La bandeja delgada no es tu amiga

Las bandejas negras y delgadas fueron mi segundo error de principiante. Queman la base antes de que el centro esté listo, sobre todo en un horno de gas casero — cada uno se porta distinto, y ese tema también da para aparte. Cambié a una de aluminio natural, gruesa, que no gana ningún premio de diseño pero reparte el calor sin apurar la parte de abajo. No es un utensilio caro. Es, probablemente, el que más diferencia hace después de la balanza.

Bandeja gruesa con galletas estilo Nueva York recién salidas del horno

El libro de las 150 recetas que compré barato marca tiempos que casi nunca coinciden con lo que pasa en mi cocina. Ya no sigo el número al pie de la letra: ajusto según cómo huele y cómo se ve, no según el reloj. Si te pasa lo mismo, escribí por separado sobre cómo adaptar recetas de libros de repostería al horno de casa sin que la cocina termine en drama.

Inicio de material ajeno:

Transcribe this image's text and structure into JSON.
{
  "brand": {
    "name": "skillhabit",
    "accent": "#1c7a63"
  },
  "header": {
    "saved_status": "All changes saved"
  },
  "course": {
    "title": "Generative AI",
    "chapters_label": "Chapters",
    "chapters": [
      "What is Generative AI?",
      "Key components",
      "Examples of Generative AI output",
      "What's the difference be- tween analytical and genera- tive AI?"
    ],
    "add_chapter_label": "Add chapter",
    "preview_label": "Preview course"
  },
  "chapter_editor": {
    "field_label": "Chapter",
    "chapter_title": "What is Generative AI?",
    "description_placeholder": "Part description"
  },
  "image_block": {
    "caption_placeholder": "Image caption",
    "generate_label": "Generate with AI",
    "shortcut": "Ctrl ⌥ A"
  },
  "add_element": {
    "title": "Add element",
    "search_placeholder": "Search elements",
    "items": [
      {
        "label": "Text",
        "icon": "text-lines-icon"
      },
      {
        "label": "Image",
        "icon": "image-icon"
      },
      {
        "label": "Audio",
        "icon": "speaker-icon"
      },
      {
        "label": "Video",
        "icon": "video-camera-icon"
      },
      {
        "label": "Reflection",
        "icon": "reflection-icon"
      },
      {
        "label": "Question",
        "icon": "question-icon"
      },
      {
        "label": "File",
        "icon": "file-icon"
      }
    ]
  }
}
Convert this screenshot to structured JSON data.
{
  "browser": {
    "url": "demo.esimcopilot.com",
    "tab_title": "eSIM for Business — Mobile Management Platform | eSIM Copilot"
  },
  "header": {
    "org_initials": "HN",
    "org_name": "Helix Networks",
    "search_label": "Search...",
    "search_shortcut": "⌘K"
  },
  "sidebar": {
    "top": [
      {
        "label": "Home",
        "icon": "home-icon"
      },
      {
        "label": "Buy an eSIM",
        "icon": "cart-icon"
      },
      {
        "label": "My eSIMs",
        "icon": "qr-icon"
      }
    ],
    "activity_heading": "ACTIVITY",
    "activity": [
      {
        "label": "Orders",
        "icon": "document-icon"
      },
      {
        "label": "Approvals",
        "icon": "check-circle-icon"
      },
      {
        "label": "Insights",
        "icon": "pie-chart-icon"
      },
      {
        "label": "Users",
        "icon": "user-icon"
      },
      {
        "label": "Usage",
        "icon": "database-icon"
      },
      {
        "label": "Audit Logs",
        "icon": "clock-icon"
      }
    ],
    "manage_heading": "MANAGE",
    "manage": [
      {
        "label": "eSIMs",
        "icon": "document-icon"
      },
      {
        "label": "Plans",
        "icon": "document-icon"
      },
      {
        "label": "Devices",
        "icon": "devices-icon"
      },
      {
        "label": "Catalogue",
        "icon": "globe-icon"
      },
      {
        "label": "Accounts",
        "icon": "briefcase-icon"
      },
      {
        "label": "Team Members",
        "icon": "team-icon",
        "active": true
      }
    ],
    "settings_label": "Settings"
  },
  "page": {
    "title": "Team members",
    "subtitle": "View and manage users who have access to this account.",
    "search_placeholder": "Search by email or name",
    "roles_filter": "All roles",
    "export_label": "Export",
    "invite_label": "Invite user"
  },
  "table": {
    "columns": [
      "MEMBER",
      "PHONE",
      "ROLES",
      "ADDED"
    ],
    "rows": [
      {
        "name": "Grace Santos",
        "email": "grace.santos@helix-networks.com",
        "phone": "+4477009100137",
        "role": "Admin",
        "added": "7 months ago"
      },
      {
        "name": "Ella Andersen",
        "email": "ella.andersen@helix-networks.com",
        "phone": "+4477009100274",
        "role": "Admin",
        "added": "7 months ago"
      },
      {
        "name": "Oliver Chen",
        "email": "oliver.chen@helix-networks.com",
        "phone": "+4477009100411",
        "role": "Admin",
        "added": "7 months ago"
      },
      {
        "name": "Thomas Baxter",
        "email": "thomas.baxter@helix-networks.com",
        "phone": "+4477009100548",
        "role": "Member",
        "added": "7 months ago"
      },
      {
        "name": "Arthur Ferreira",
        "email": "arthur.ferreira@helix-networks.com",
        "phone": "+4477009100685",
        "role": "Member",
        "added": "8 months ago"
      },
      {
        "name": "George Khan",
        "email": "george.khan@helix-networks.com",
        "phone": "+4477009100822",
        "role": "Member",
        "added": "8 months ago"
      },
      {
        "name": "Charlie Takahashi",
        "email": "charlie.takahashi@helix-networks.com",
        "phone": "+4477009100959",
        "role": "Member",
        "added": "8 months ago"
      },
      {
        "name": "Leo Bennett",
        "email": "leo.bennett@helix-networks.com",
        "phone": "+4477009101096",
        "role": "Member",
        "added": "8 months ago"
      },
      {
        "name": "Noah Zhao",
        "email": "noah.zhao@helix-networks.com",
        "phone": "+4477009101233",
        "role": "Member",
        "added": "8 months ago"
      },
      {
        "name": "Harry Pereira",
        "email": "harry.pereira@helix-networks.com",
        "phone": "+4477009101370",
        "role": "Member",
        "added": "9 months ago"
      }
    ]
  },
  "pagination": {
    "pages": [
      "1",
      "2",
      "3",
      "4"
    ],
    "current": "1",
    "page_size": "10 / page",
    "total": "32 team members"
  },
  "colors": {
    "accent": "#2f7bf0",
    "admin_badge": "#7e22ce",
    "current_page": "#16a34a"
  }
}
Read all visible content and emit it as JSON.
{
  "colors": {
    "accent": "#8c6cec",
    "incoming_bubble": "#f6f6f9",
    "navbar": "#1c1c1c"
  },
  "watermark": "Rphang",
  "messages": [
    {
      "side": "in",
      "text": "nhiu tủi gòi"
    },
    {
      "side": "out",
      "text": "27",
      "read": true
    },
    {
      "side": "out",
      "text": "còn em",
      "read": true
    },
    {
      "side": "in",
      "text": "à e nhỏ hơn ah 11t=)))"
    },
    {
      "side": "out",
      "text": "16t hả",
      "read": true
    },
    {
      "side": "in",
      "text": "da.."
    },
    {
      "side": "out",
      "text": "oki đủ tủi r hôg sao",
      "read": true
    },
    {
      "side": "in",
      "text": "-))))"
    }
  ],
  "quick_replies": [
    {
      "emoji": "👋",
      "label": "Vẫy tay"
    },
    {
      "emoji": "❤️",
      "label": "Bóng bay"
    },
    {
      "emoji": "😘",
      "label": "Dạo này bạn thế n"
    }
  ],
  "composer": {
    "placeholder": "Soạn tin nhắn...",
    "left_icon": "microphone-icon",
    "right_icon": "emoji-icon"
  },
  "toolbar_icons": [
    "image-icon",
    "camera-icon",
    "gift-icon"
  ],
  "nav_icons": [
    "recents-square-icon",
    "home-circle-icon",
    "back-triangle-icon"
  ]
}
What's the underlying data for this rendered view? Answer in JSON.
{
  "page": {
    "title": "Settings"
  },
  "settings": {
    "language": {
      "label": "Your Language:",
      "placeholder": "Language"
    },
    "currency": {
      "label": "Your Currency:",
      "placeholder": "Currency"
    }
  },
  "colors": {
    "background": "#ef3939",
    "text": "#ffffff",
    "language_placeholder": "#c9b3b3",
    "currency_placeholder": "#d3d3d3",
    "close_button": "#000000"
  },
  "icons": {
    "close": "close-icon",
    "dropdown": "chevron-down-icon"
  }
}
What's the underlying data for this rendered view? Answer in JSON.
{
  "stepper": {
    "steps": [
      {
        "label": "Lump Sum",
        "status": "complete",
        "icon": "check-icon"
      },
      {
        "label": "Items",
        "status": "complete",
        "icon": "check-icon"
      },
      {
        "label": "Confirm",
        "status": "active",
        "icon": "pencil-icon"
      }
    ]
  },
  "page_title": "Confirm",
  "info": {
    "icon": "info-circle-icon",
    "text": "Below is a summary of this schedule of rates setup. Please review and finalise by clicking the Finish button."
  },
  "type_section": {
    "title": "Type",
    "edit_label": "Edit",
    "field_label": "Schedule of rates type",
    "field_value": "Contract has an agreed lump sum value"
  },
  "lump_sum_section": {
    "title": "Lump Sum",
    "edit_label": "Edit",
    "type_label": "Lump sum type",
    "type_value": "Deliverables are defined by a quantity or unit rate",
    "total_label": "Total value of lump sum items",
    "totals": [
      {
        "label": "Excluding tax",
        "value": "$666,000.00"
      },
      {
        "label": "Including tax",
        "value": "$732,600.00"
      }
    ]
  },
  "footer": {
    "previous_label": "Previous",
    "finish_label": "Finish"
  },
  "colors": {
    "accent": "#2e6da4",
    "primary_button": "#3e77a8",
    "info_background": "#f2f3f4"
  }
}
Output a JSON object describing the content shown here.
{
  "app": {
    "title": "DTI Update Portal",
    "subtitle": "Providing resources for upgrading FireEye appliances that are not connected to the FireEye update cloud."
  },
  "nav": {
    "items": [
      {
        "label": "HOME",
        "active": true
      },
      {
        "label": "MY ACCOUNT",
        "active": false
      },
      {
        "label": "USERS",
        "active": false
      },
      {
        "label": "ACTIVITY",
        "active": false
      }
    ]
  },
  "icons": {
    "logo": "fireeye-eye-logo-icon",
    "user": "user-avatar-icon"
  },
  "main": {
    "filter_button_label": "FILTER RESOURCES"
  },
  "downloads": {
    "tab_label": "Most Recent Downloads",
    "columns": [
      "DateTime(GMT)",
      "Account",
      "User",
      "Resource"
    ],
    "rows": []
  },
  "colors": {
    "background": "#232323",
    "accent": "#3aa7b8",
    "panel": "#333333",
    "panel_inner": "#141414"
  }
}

Deja que la rejilla haga su trabajo

Enfriar las galletas en la misma bandeja fue mi tercer error, y el más tonto. El vapor se queda atrapado, la base se pone húmeda, y en Lima la humedad ya juega en tu contra sin que sumes más problemas encima — otro tema que merece su propio espacio. Una rejilla con patas, del tipo más simple, deja que el aire pase por debajo. Es alambre y nada más, pero cambia toda la textura final.

Rejilla metálica con galletas enfriándose, utensilio básico de repostería casera

Ese mismo respeto por dejar que las cosas hagan su tiempo me faltó con la masa, no con la galleta ya horneada. Antes la metía directo al horno sin dejarla reposar en el refrigerador, apurada por las ganas de comer algo caliente. Salía plana, sin gracia, nada que ver con lo que buscaba. Ahora tengo un bowl aparte que uso solo para eso, y ya no me salto el paso — aunque el porqué exacto también es tema para otro momento.

Si me preguntas qué comprar primero, no es una lista de cincuenta cosas: es una balanza, una bandeja gruesa, una rejilla y un batidor que no se tuerza. Todo lo demás se puede improvisar con lo que ya tienes en la cocina. Lola se subió al mostrador hace un rato, justo cuando pesaba el chocolate, y por poco tiro el bowl entero. Mañana veré si el aluminio grueso también ayuda con la próxima tanda, o si termino corrigiendo otra cosa.